Mar, 17/02/2015 - 10:10

ecco, questo è il risultato della politica di sinistra: la gestione della struttura pubblica è in mano alla sinistra, la quale può disporre che un "suo" fidato capo possa avere tutti i privilegi, mentre la neonata no. complimenti: poi dicono che sono superiori moralmente e che intrallazzano sotto banco....

Ritratto di Nazario49

Nazario49

Mar, 17/02/2015 - 10:29

Se la causa del trasferimento della piccola Nicole, dalla clinica privata a Ragusa, è stata la mancanza di una cannula prima e quella del mancato posto libero negli altri ospedali cittadini di Catania poi, mi domando: non era più semplice fare arrivare da un ospedale locale, questa stramaledetta cannula? In mezz'ora d'auto circa, si risolveva il problema. La faccio troppo semplice io, o si è voluto creare una caso, esasperare, portare alle estreme conseguenze e dimostrare pubblicamente lo stolto taglio di mezzi e personale, da parte della Regione?
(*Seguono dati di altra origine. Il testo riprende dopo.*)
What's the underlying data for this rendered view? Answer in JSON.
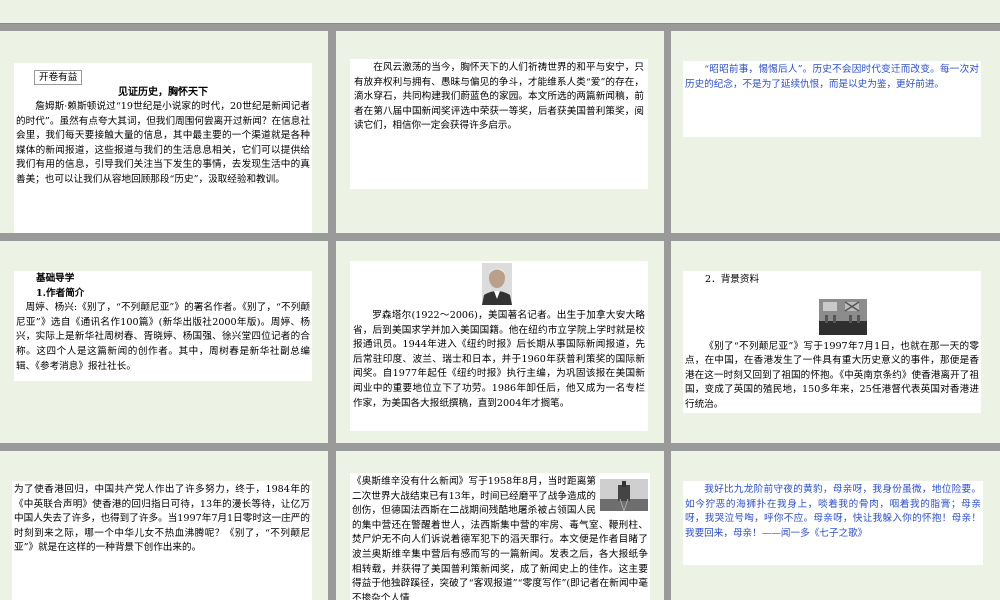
{
  "s1": {
    "label": "开卷有益",
    "title": "见证历史，胸怀天下",
    "body": "詹姆斯·赖斯顿说过“19世纪是小说家的时代，20世纪是新闻记者的时代”。虽然有点夸大其词，但我们周围何尝离开过新闻？在信息社会里，我们每天要接触大量的信息，其中最主要的一个渠道就是各种媒体的新闻报道，这些报道与我们的生活息息相关，它们可以提供给我们有用的信息，引导我们关注当下发生的事情，去发现生活中的真善美；也可以让我们从容地回顾那段“历史”，汲取经验和教训。"
  },
  "s2": {
    "body": "在风云激荡的当今，胸怀天下的人们祈祷世界的和平与安宁，只有放弃权利与拥有、愚昧与偏见的争斗，才能维系人类“爱”的存在，滴水穿石，共同构建我们蔚蓝色的家园。本文所选的两篇新闻稿，前者在第八届中国新闻奖评选中荣获一等奖，后者获美国普利策奖，阅读它们，相信你一定会获得许多启示。"
  },
  "s3": {
    "body": "“昭昭前事，惕惕后人”。历史不会因时代变迁而改变。每一次对历史的纪念，不是为了延续仇恨，而是以史为鉴，更好前进。"
  },
  "s4": {
    "heading": "基础导学",
    "subheading": "1.作者简介",
    "body": "周婷、杨兴:《别了，“不列颠尼亚”》的署名作者。《别了，“不列颠尼亚”》选自《通讯名作100篇》(新华出版社2000年版)。周婷、杨兴，实际上是新华社周树春、胥晓婷、杨国强、徐兴堂四位记者的合称。这四个人是这篇新闻的创作者。其中，周树春是新华社副总编辑、《参考消息》报社社长。"
  },
  "s5": {
    "body": "罗森塔尔(1922～2006)，美国著名记者。出生于加拿大安大略省，后到美国求学并加入美国国籍。他在纽约市立学院上学时就是校报通讯员。1944年进入《纽约时报》后长期从事国际新闻报道，先后常驻印度、波兰、瑞士和日本，并于1960年获普利策奖的国际新闻奖。自1977年起任《纽约时报》执行主编，为巩固该报在美国新闻业中的重要地位立下了功劳。1986年卸任后，他又成为一名专栏作家，为美国各大报纸撰稿，直到2004年才搁笔。"
  },
  "s6": {
    "heading": "2．背景资料",
    "body": "《别了“不列颠尼亚”》写于1997年7月1日，也就在那一天的零点，在中国，在香港发生了一件具有重大历史意义的事件，那便是香港在这一时刻又回到了祖国的怀抱。《中英南京条约》使香港离开了祖国，变成了英国的殖民地，150多年来，25任港督代表英国对香港进行统治。"
  },
  "s7": {
    "body": "为了使香港回归，中国共产党人作出了许多努力，终于，1984年的《中英联合声明》使香港的回归指日可待，13年的漫长等待，让亿万中国人失去了许多，也得到了许多。当1997年7月1日零时这一庄严的时刻到来之际，哪一个中华儿女不热血沸腾呢？《别了，“不列颠尼亚”》就是在这样的一种背景下创作出来的。"
  },
  "s8": {
    "body": "《奥斯维辛没有什么新闻》写于1958年8月，当时距离第二次世界大战结束已有13年，时间已经磨平了战争造成的创伤，但德国法西斯在二战期间残酷地屠杀被占领国人民的集中营还在警醒着世人，法西斯集中营的牢房、毒气室、鞭刑柱、焚尸炉无不向人们诉说着德军犯下的滔天罪行。本文便是作者目睹了波兰奥斯维辛集中营后有感而写的一篇新闻。发表之后，各大报纸争相转载，并获得了美国普利策新闻奖，成了新闻史上的佳作。这主要得益于他独辟蹊径，突破了“客观报道”“零度写作”(即记者在新闻中毫不掺杂个人情"
  },
  "s9": {
    "body": "我好比九龙阶前守夜的黄豹，母亲呀，我身份虽微，地位险要。如今狞恶的海狮扑在我身上，啖着我的骨肉，咽着我的脂膏；母亲呀，我哭泣号啕，呼你不应。母亲呀，快让我躲入你的怀抱！母亲！我要回来，母亲！——闻一多《七子之歌》"
  }
}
Nella mia città, ad Asti, gli sprechi ospedalieri si fanno da sempre così: tagliando i posti letto...

enzo caporusso

Mar, 17/02/2015 - 10:59

Gaetano Marchese del Grillo : "Io sono io e voi siete un cxxxo"

fcf

Mar, 17/02/2015 - 11:34

Degno rappresentante della "sanità " siciliana !!

giovauriem

Mar, 17/02/2015 - 12:33

e si ! ma questa volta arrivano gli ispettori del ministero della sanità( e già sento la sicilia tremare) che dopo avere chiesto (a uno di quei scagnozzi che hanno combinato questa porcata) cosa è successo , andranno a pasteggiare nel miglior ristorante siciliano a spese nostre.

cicero08

Mar, 17/02/2015 - 13:08

Le nefandezze di Catania, l'altra incredibile morte di Trapani ed ora questa beffarda vicenda del 118, penso c'è ne sia abbastanza perché dall'assessore in giù tutti gli apicali della sanità siciliana vadano a casa...

Ritratto di semovente

semovente

Mar, 17/02/2015 - 18:00

VERAMENTE SCHIFOSO. SPERO VENGA FATTA UNA SERIA INDAGINE PER ACCERTARE SE TUTTO MA PROPRIO TUTTO SIA STATO NELLA REGOLA.